What do you think of Washington County so far?
Beautiful. I’ve been to just four of the parks so far and the overlooks, the views, the trails, the valleys, the parks and the wetlands that have been created are just fantastic. The other conservation boards I have worked for are nowhere the extent that Washington County has.
What do you hope to accomplish while you are here?
Continue what is going on, from the looks of it. It looks as if Steve has been at this for 30 years and from what I have seen from the wetlands, the wooded areas and the timber stand improvements, this is what conservation is all about. That is what I would like to continue to carry on into the future. This is a beautiful place. I have told Steve it is tough not to smile every day. I’ve had a smile for the first few days, and I hope it continues.
What are some of your hobbies?
Golf. When you become a police officer, you really don’t have time for golf. When I got the maintenance job, it took a lot of time as well. I have had my hole in one in life and I have had my double eagle in life. Fishing is one of my passions. I do a little archery, but no hunting. We camp; my wife and I have a camper. We have three kids; the two oldest ones are in college.
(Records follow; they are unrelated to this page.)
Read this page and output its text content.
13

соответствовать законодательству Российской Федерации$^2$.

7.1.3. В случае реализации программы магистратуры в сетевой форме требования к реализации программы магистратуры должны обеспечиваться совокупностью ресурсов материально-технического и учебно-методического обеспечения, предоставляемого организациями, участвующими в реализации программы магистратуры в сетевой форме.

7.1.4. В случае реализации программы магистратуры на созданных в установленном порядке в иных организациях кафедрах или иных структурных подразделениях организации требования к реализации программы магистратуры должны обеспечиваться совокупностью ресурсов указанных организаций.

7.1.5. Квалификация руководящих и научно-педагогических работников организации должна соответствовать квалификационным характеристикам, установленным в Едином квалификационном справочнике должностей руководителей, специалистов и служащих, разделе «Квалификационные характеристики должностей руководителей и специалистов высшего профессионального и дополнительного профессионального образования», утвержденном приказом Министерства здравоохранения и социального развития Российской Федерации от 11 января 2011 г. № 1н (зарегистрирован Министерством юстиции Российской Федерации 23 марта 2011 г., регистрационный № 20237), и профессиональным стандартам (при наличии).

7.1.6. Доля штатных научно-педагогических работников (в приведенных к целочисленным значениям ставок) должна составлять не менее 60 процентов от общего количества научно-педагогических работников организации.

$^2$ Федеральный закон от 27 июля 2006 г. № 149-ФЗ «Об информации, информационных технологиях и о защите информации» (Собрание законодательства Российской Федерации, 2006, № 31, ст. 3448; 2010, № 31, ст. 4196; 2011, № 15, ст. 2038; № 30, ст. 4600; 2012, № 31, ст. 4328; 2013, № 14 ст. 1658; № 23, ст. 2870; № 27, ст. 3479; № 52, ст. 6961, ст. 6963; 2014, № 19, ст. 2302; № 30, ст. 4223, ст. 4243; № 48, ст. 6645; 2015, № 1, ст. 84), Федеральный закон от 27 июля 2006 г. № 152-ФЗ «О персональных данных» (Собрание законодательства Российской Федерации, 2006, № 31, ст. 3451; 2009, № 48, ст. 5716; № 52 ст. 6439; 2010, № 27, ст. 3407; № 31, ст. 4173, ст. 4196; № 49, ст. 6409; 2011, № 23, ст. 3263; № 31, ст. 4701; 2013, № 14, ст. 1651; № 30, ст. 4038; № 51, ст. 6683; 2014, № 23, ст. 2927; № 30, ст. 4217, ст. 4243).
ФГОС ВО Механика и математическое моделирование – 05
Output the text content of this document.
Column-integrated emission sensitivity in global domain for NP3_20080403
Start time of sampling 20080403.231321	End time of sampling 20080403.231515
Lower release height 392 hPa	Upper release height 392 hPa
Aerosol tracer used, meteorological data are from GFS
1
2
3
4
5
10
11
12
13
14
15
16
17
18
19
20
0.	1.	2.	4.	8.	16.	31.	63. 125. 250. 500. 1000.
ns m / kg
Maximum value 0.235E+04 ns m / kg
What is your philosophy of being a park ranger?
Like any situation it is respect both ways. You have to respect everybody’s situation. You don’t come in with an attitude. They train at the academy it is easier to escalate when you need to than to come down from starting out too hot and fast. You are going to present yourself in a calm and fashionable manner to keep everybody else in a calm manner. If you come in hot, you are only going to escalate quickly; it is going to be hard to defuse the situation. If you respect them, they are going to realize they should respect you at the same time.
What’s the future look like? Where do you see yourself in 10 years?
That is a good question. Here, from the looks of it. It is a beautiful facility and the park system itself throughout the county itself is a beautiful county. I love the rolling hills. I grew up in Bellevue, so there are lots of hills. I grew up in the higher hills of Iowa. Where we live now is pretty much flat. I have always liked having a place for the kids to ski or sled. We always had to travel to those locations and here it is right outside your door.